Invoking the terms of labor in the context of art, and in relation to the history of photography in particular, inevitably conjures the tradition of documentary realism: sharp portraits of workers and machines, scientistic clarity, and an optimism (however conditional) toward the photographic apparatus's ability to puncture and expose the veiled realities of the modern world. While this is a mode that Wilson has used in past work, KODAK, despite its sustained engagement with the Eastman & Kodak archives, looks nothing like this. The work is propelled by a pulse of murky archival vignettes which emerge from the void, blending the corporate archive with snapshots from Wilson's family's photo albums (in reality, the Wilsons are themselves subjects of Kodak's success, as well as its post-digital collapse), set to a script that pulls more from Samuel Beckett than from Frederick Wiseman. It substitutes the delirium of subjectivity for the sobriety of evidence; it proffers associative leaps, rather than denotative capture. It is an affective investigation of histories both industrial and personal, and rather than telling these stories through prim, technocratic exposition, it instead churns up a miasma of fiction, phantasm, and poetics.

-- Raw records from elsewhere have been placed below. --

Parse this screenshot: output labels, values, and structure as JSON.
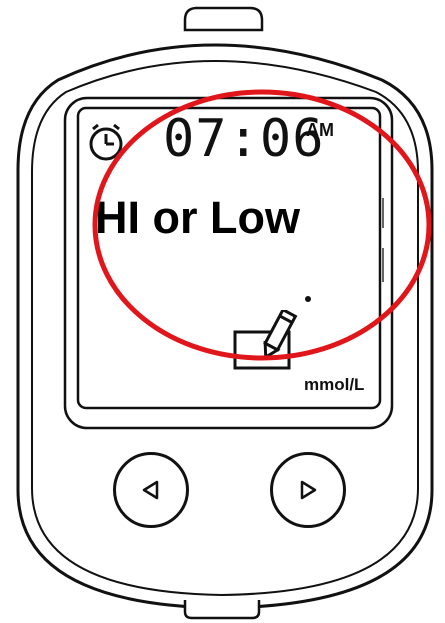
{
  "display": {
    "time": "07:06",
    "ampm": "AM",
    "message": "HI or Low",
    "unit": "mmol/L"
  },
  "icons": {
    "clock": "clock-icon",
    "memo": "memo-pencil-icon",
    "left_button": "left-arrow-icon",
    "right_button": "right-arrow-icon"
  },
  "colors": {
    "highlight_ring": "#e0161b",
    "outline": "#111111"
  }
}
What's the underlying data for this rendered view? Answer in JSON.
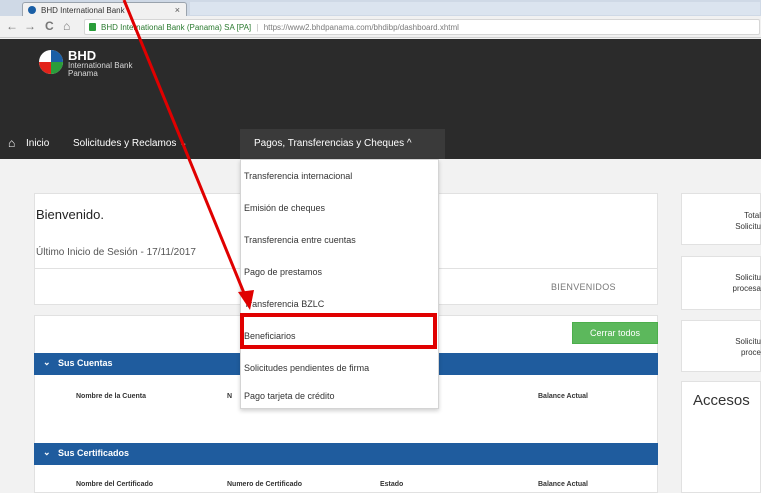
{
  "browser": {
    "tab_title": "BHD International Bank",
    "tab_close": "×",
    "url_secure_text": "BHD International Bank (Panama) SA [PA]",
    "url": "https://www2.bhdpanama.com/bhdibp/dashboard.xhtml",
    "back_glyph": "←",
    "forward_glyph": "→",
    "reload_glyph": "C",
    "home_glyph": "⌂"
  },
  "brand": {
    "name": "BHD",
    "line1": "International Bank",
    "line2": "Panama"
  },
  "nav": {
    "home_glyph": "⌂",
    "home_label": "Inicio",
    "requests_label": "Solicitudes y Reclamos",
    "requests_caret": "⌄",
    "payments_label": "Pagos, Transferencias y Cheques",
    "payments_caret": "^"
  },
  "dropdown": {
    "items": [
      "Transferencia internacional",
      "Emisión de cheques",
      "Transferencia entre cuentas",
      "Pago de prestamos",
      "Transferencia BZLC",
      "Beneficiarios",
      "Solicitudes pendientes de firma",
      "Pago tarjeta de crédito"
    ],
    "highlighted_index": 5
  },
  "welcome": {
    "title": "Bienvenido.",
    "last_login": "Último Inicio de Sesión - 17/11/2017",
    "banner": "BIENVENIDOS"
  },
  "actions": {
    "close_all": "Cerrar todos"
  },
  "accounts_panel": {
    "title": "Sus Cuentas",
    "chevron": "⌄",
    "columns": [
      "Nombre de la Cuenta",
      "N",
      "Balance Actual"
    ]
  },
  "certificates_panel": {
    "title": "Sus Certificados",
    "chevron": "⌄",
    "columns": [
      "Nombre del Certificado",
      "Numero de Certificado",
      "Estado",
      "Balance Actual"
    ]
  },
  "side": {
    "card1_line1": "Total",
    "card1_line2": "Solicitu",
    "card2_line1": "Solicitu",
    "card2_line2": "procesa",
    "card3_line1": "Solicitu",
    "card3_line2": "proce",
    "accesos": "Accesos"
  },
  "colors": {
    "header_bg": "#2b2b2b",
    "panel_blue": "#1f5c9e",
    "success_green": "#5cb85c",
    "annotation_red": "#e00000"
  }
}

—Excerpts from Nick Irvin's essay "Minions Of The Sun" published for the premiere of KODAK in Andrew Norman Wilson's show at Krieg, Hasselt, Belgium, in October 2018

Andrew Norman Wilson is a Los Angeles-based artist. Recent and forthcoming exhibitions include KODAK, Krieg, Hasselt (2018); I Was Raised on The Internet, MCA Chicago (2018); Picture Industry, LUMA Arles (2018); Dreamlands, Whitney Museum of American Art (2016); the Gwangju Biennial (2016); the Berlin Biennial (2016); Art Post Internet, Ullens Center for Contemporary Art, Beijing (2014); Scars of Our Revolution, Yvon Lambert, Paris (2014); Image Employment, MoMA PS1, New York (2013).